Was sagt die Bibel?
Verlangt Gott die Abgabe des Zehnten?
DER alte Brauch, den Zehnten oder einen zehnten Teil für religiöse Zwecke zu geben, hat sich bis heute erhalten. In Gemeinden der anglikanischen Kirche ist eine Zehntabgabe noch üblich. Die katholische Kirche in Quebec (Kanada) wird ebenfalls mit der Zehntabgabe der Gemeindemitglieder finanziert. Die Mitglieder verschiedener anderer Denominationen halten es für eine biblische Verpflichtung, den Zehnten ihres Einkommens der Kirche zu geben. Verlangt Gott das wirklich? Was sagt die Bibel darüber?
Bei den ersten Fällen einer Zehntabgabe, über die in der Bibel berichtet wird, handelt es sich um freiwillige, unaufgeforderte Handlungen. Abraham, der Stammvater der Israeliten, gab dem Priester-König Melchisedek den zehnten Teil von allem, was er bei seinem Sieg über Kedorlaomer und seine Verbündeten erbeutet hatte (1. Mose 14:18-20). Jakob, der Enkel Abrahams, legte später folgendes Gelübde ab: „Wenn Gott weiter mit mir sein wird und mich auf diesem Wege, den ich gehe, gewiß behüten wird und mir gewiß Brot zu essen und Kleider zum Anziehen geben wird und ich gewiß in Frieden zu dem Hause meines Vaters zurückkehren werde, dann wird sich Jehova als mein Gott erwiesen haben. Und dieser Stein, den ich als Säule aufgestellt habe, wird ein Haus Gottes werden, und von allem, was du mir geben wirst, werde ich dir unfehlbar den Zehnten geben“ (1. Mose 28:20-22).

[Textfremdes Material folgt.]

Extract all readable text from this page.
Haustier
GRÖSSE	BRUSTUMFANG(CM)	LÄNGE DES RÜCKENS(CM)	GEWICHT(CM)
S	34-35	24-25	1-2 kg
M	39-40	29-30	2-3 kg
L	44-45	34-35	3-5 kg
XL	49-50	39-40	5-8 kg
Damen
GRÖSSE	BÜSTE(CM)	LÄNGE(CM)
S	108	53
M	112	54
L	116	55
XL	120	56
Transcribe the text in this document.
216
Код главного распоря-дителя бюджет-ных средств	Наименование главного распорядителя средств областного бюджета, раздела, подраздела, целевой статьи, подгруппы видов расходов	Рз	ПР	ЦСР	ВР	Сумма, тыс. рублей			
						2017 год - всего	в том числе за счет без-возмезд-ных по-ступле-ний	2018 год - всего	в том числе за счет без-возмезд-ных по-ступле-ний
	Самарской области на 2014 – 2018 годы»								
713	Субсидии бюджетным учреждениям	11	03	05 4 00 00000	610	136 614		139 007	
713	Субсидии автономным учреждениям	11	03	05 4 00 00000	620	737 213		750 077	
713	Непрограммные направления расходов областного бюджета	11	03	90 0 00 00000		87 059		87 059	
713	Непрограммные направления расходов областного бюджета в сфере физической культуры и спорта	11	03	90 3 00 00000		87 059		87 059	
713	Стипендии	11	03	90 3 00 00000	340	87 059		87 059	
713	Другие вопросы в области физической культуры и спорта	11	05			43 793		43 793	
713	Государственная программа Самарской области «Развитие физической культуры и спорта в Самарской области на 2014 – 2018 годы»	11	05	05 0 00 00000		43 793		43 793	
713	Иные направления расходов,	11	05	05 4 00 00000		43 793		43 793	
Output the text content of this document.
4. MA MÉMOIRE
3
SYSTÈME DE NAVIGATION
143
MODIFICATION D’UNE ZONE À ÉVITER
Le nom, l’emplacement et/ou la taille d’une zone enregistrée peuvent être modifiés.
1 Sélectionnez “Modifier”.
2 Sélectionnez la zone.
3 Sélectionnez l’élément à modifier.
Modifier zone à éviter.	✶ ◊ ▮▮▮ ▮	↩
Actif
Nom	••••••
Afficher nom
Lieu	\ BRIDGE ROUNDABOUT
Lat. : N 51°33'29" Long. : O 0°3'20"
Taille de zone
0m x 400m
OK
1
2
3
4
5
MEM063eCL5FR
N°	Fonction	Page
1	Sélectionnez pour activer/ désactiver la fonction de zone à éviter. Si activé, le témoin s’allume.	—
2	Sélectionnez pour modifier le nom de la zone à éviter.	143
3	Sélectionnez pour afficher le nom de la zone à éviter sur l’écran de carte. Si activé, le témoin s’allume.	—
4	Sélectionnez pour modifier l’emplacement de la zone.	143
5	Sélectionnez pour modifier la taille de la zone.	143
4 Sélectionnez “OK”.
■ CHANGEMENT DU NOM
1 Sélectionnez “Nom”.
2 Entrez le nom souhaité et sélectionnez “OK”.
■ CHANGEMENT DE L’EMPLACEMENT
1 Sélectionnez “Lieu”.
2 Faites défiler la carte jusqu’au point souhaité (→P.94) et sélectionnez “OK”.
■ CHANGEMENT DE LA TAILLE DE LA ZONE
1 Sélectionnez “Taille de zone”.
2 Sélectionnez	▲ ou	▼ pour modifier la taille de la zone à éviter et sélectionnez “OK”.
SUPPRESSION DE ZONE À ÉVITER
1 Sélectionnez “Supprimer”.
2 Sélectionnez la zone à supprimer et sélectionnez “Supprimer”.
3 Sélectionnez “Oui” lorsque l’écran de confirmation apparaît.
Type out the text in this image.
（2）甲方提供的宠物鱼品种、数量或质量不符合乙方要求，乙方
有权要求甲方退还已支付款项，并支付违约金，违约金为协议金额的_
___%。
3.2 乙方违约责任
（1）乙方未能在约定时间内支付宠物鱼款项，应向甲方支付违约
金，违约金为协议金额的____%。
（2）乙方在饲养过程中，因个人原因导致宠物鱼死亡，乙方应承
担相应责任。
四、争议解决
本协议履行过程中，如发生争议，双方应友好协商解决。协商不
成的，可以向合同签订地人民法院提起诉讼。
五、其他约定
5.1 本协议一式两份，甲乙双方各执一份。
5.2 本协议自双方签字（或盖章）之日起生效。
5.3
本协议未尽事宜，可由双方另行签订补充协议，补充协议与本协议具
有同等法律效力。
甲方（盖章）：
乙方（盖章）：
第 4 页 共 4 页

Das zeigt deutlich, daß Abraham seiner Familie nicht die Pflicht auferlegt hatte, regelmäßig den Zehnten zu entrichten. Hätte er das getan, so hätte Jakob nicht geloben brauchen, den Zehnten zu geben, denn dann wäre er bereits dazu verpflichtet gewesen. Jakobs Gelübde, Gott den Zehnten von allem zu geben, deutet keineswegs an, daß seine Nachkommen das ebenfalls hätten tun müssen. Jenes Gelübde war ein feierliches Versprechen, durch das Jakob nur sich verpflichtete, den Zehnten zu geben.
Doch später erhielten Jakobs Nachkommen, die Israeliten, von Gott ein Gesetz, das sie zur Zehntabgabe verpflichtete. Was bezweckte dieses Gesetz? Sind die heutigen Christen verpflichtet, es zu halten?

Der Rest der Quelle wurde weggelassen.